The company, he said, was built on academic work from a decade ago regarding how to thoroughly test a piece of software. Simultaneously, the US Department of Energy was trying to figure out how to prevent attacks on government systems.

After a few years of work and development, it eventually led to the creation of CodeHunter. Roshfeld has been building out the company over the last year, adding to the team and bringing in funding (in 2020, it scored a $25 million funding round from private investors under the old name). Its system, he said, analyzes a piece of software without needing the source code, and checks it for anything intended to confuse the reader. From there, he said, it strips the code of anything that’s not integral to the operation and sorts it by behavior patterns to look for anything unusual and locate specific pieces of problematic code.

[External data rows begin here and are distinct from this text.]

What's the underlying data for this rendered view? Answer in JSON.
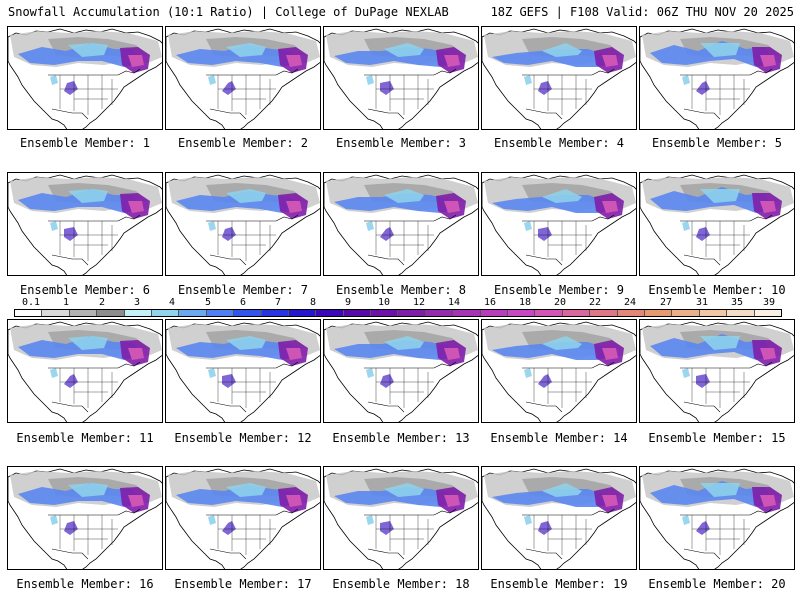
{
  "header": {
    "title_left": "Snowfall Accumulation (10:1 Ratio) | College of DuPage NEXLAB",
    "title_right": "18Z GEFS | F108 Valid: 06Z THU NOV 20 2025"
  },
  "member_prefix": "Ensemble Member: ",
  "members": [
    {
      "label": "Ensemble Member: 1"
    },
    {
      "label": "Ensemble Member: 2"
    },
    {
      "label": "Ensemble Member: 3"
    },
    {
      "label": "Ensemble Member: 4"
    },
    {
      "label": "Ensemble Member: 5"
    },
    {
      "label": "Ensemble Member: 6"
    },
    {
      "label": "Ensemble Member: 7"
    },
    {
      "label": "Ensemble Member: 8"
    },
    {
      "label": "Ensemble Member: 9"
    },
    {
      "label": "Ensemble Member: 10"
    },
    {
      "label": "Ensemble Member: 11"
    },
    {
      "label": "Ensemble Member: 12"
    },
    {
      "label": "Ensemble Member: 13"
    },
    {
      "label": "Ensemble Member: 14"
    },
    {
      "label": "Ensemble Member: 15"
    },
    {
      "label": "Ensemble Member: 16"
    },
    {
      "label": "Ensemble Member: 17"
    },
    {
      "label": "Ensemble Member: 18"
    },
    {
      "label": "Ensemble Member: 19"
    },
    {
      "label": "Ensemble Member: 20"
    }
  ],
  "colorbar": {
    "ticks": [
      "0.1",
      "1",
      "2",
      "3",
      "4",
      "5",
      "6",
      "7",
      "8",
      "9",
      "10",
      "12",
      "14",
      "16",
      "18",
      "20",
      "22",
      "24",
      "27",
      "31",
      "35",
      "39"
    ],
    "colors": [
      "#ffffff",
      "#d9d9d9",
      "#b3b3b3",
      "#8c8c8c",
      "#c5f0f7",
      "#8fd3ec",
      "#6aa9f0",
      "#4f7ff0",
      "#3355ee",
      "#2a33e0",
      "#2417cf",
      "#3a08b8",
      "#550aa8",
      "#6c12a8",
      "#7f1da8",
      "#932ab0",
      "#a632b6",
      "#b83dbd",
      "#c847c2",
      "#d356b6",
      "#d9669f",
      "#df7688",
      "#e38778",
      "#e79a70",
      "#ebb08a",
      "#f0c6a6",
      "#f5dcc6",
      "#faf0e6"
    ]
  }
}
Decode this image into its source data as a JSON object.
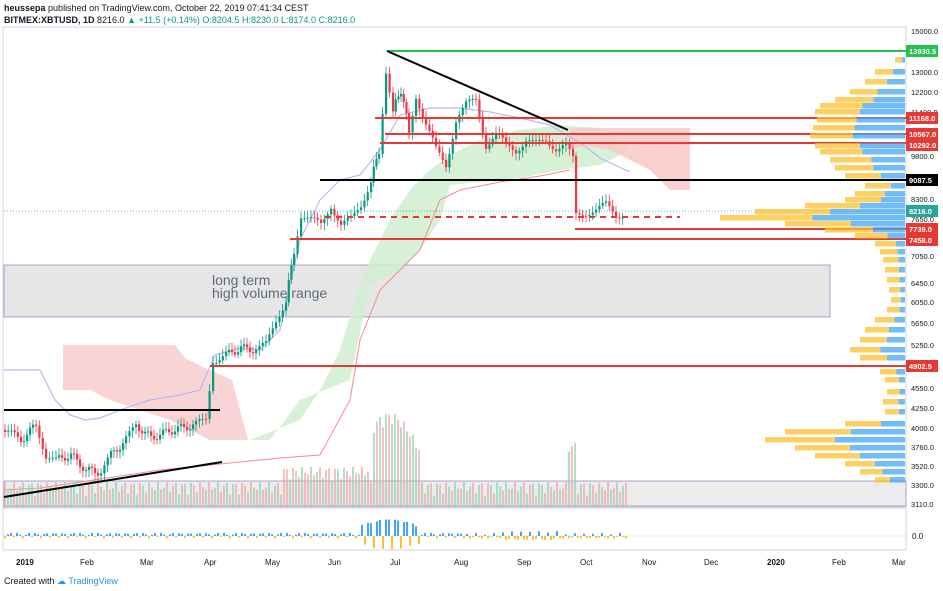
{
  "header": {
    "user": "heussepa",
    "published": "published on TradingView.com, October 22, 2019 07:41:34 CEST",
    "symbol": "BITMEX:XBTUSD, 1D",
    "last": "8216.0",
    "change": "+11.5 (+0.14%)",
    "open": "O:8204.5",
    "high": "H:8230.0",
    "low": "L:8174.0",
    "close": "C:8216.0"
  },
  "footer": {
    "created_with": "Created with",
    "brand": "TradingView"
  },
  "colors": {
    "up": "#089981",
    "down": "#f23645",
    "red_line": "#e53935",
    "green_line": "#22c24a",
    "black_line": "#000000",
    "kumo_red": "#f8c9c9",
    "kumo_green": "#cfeecf",
    "kijun": "#b8b8f5",
    "vp_orange": "#fbc02d",
    "vp_blue": "#42a5f5",
    "band_grey": "#e6e6e6"
  },
  "chart_data": {
    "type": "candlestick",
    "ylim": [
      2900,
      15200
    ],
    "y_ticks": [
      "15000.0",
      "14000.0",
      "13000.0",
      "12200.0",
      "11400.0",
      "10600.0",
      "9800.0",
      "9000.0",
      "8300.0",
      "7650.0",
      "7050.0",
      "6450.0",
      "6050.0",
      "5650.0",
      "5250.0",
      "4900.0",
      "4550.0",
      "4250.0",
      "4000.0",
      "3760.0",
      "3520.0",
      "3300.0",
      "3110.0"
    ],
    "x_ticks": [
      "2019",
      "Feb",
      "Mar",
      "Apr",
      "May",
      "Jun",
      "Jul",
      "Aug",
      "Sep",
      "Oct",
      "Nov",
      "Dec",
      "2020",
      "Feb",
      "Mar"
    ],
    "price_lines": [
      {
        "label": "13930.5",
        "value": 13930.5,
        "color": "#22c24a"
      },
      {
        "label": "11168.0",
        "value": 11168.0,
        "color": "#e53935"
      },
      {
        "label": "10567.0",
        "value": 10567.0,
        "color": "#e53935"
      },
      {
        "label": "10292.0",
        "value": 10292.0,
        "color": "#e53935"
      },
      {
        "label": "9087.5",
        "value": 9087.5,
        "color": "#000000"
      },
      {
        "label": "8216.0",
        "value": 8216.0,
        "color": "#26a69a"
      },
      {
        "label": "7739.0",
        "value": 7739.0,
        "color": "#e53935"
      },
      {
        "label": "7458.0",
        "value": 7458.0,
        "color": "#e53935"
      },
      {
        "label": "4902.5",
        "value": 4902.5,
        "color": "#e53935"
      }
    ],
    "annotations": [
      {
        "text": "long term",
        "kind": "label"
      },
      {
        "text": "high volume range",
        "kind": "label"
      }
    ],
    "indicator_axis": "0.0",
    "volume_profile": "right side, orange/blue histogram"
  }
}
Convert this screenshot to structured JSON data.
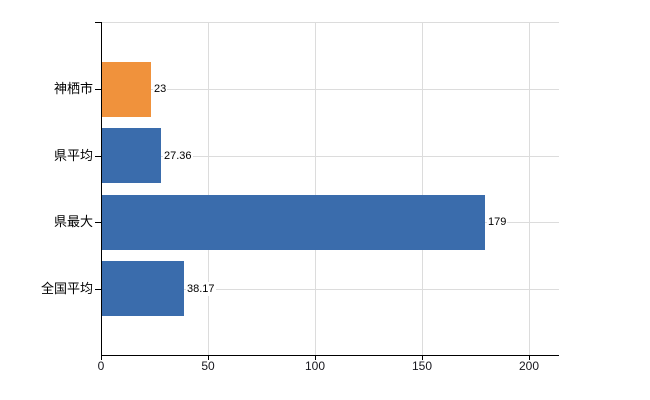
{
  "chart_data": {
    "type": "bar",
    "orientation": "horizontal",
    "title": "",
    "xlabel": "",
    "ylabel": "",
    "categories": [
      "神栖市",
      "県平均",
      "県最大",
      "全国平均"
    ],
    "values": [
      23,
      27.36,
      179,
      38.17
    ],
    "value_labels": [
      "23",
      "27.36",
      "179",
      "38.17"
    ],
    "bar_colors": [
      "#f0923c",
      "#3a6cac",
      "#3a6cac",
      "#3a6cac"
    ],
    "highlight_color": "#f0923c",
    "series_color": "#3a6cac",
    "x_ticks": [
      0,
      50,
      100,
      150,
      200
    ],
    "x_tick_labels": [
      "0",
      "50",
      "100",
      "150",
      "200"
    ],
    "xlim": [
      0,
      214
    ],
    "grid": true,
    "grid_color": "#dcdcdc",
    "axis_color": "#000000",
    "legend": "none",
    "background_color": "#ffffff"
  }
}
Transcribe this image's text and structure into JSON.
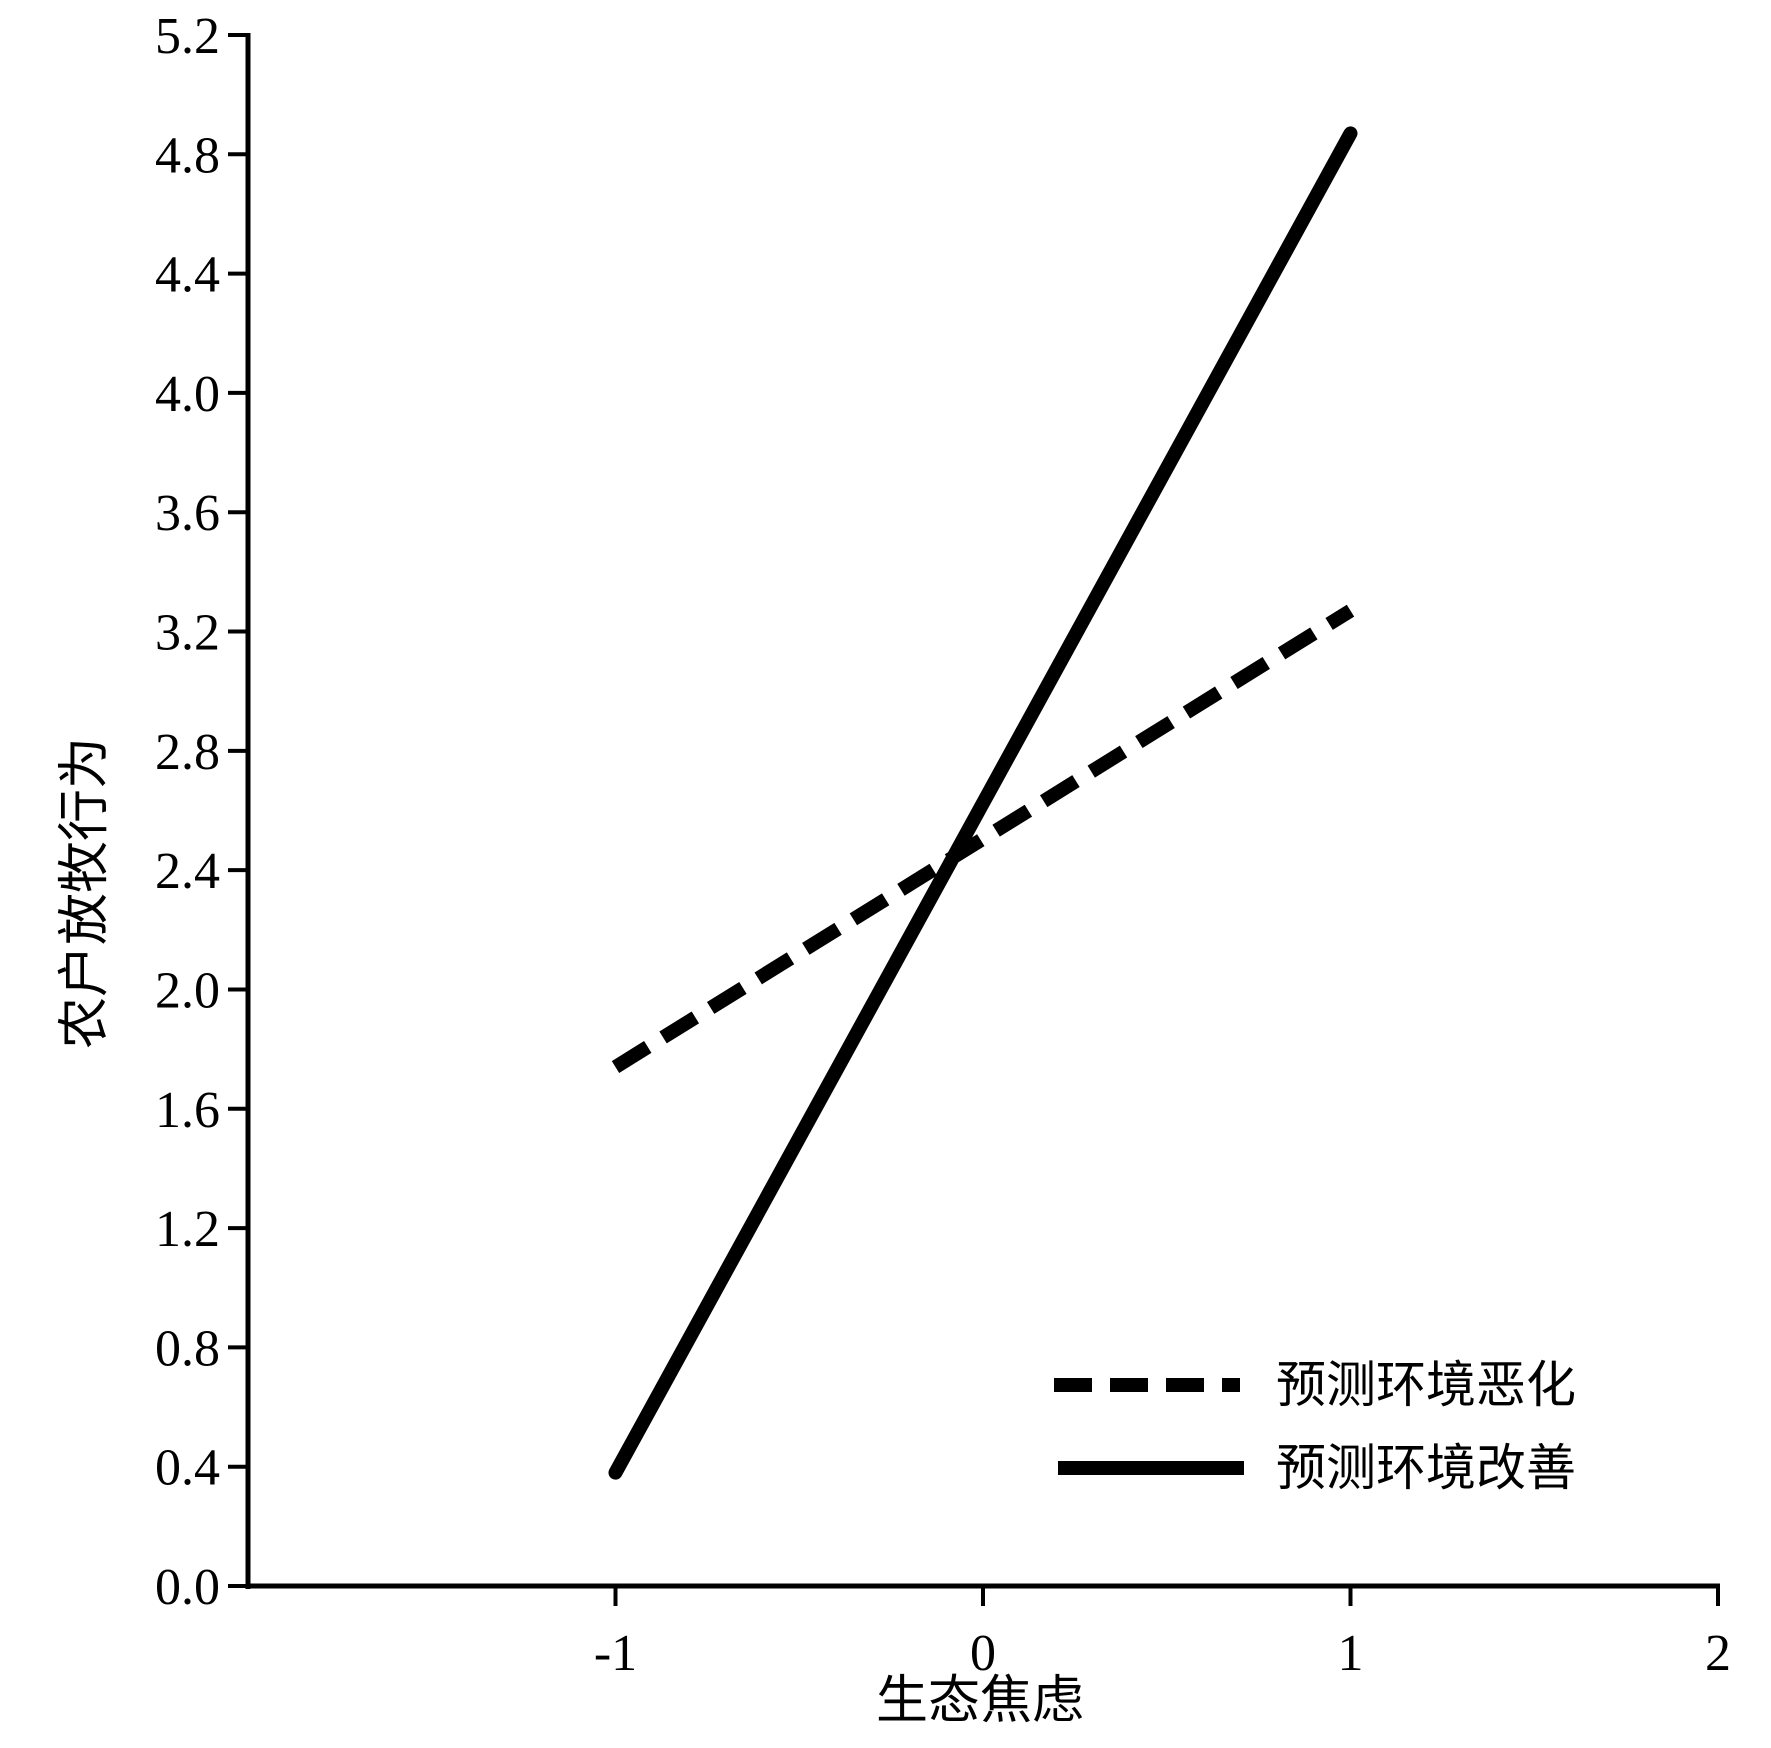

The result, Roshfeld told, is a cybersecurity platform that can detect indications of problems instead of known, specific issues, and do so with very large amounts of files all at once.

Larry Roshfeld (Courtesy photo)

“The real radical difference for us right now, the thing we’re doing that no one else in the world can do, is not just automate the process of investigating software to see if it’s dangerous, but do it at scale,” Roshfeld said. “Which means we can look at thousands and thousands of files or potentially millions of files.”

Following the search, according to Roshfeld, the CodeHunter system can automatically generate a report on a piece of malware in four minutes.

Heading into the new year, CodeHunter will push on in the beta program for its technology while moving towards growth. Roshfeld said that the under 50-person company (he declined to give a specific number) will increase by about 50% by the end of next year. It’ll also be focused on scanning backup files and networks, looking at S3 buckets, a storage option, and a focus on enterprise and integration efforts with existing cybersecurity technologies.

All in all, though, Roshfeld thinks now is a pivotal time for innovation in cyber, especially considering the potential extent of risks that many companies and government entities face daily.

“There really hasn’t been much of the way of radical innovation in the cybersecurity market for a number of years, and the reason we think it’s so important is because the threats have changed now,” Roshfeld said. “It’s no longer Johnny sitting in the basement trying to show his friends that he’s really cool because he can hack into this oil company or into that bank. It’s a nation-state trying to take down the economy.”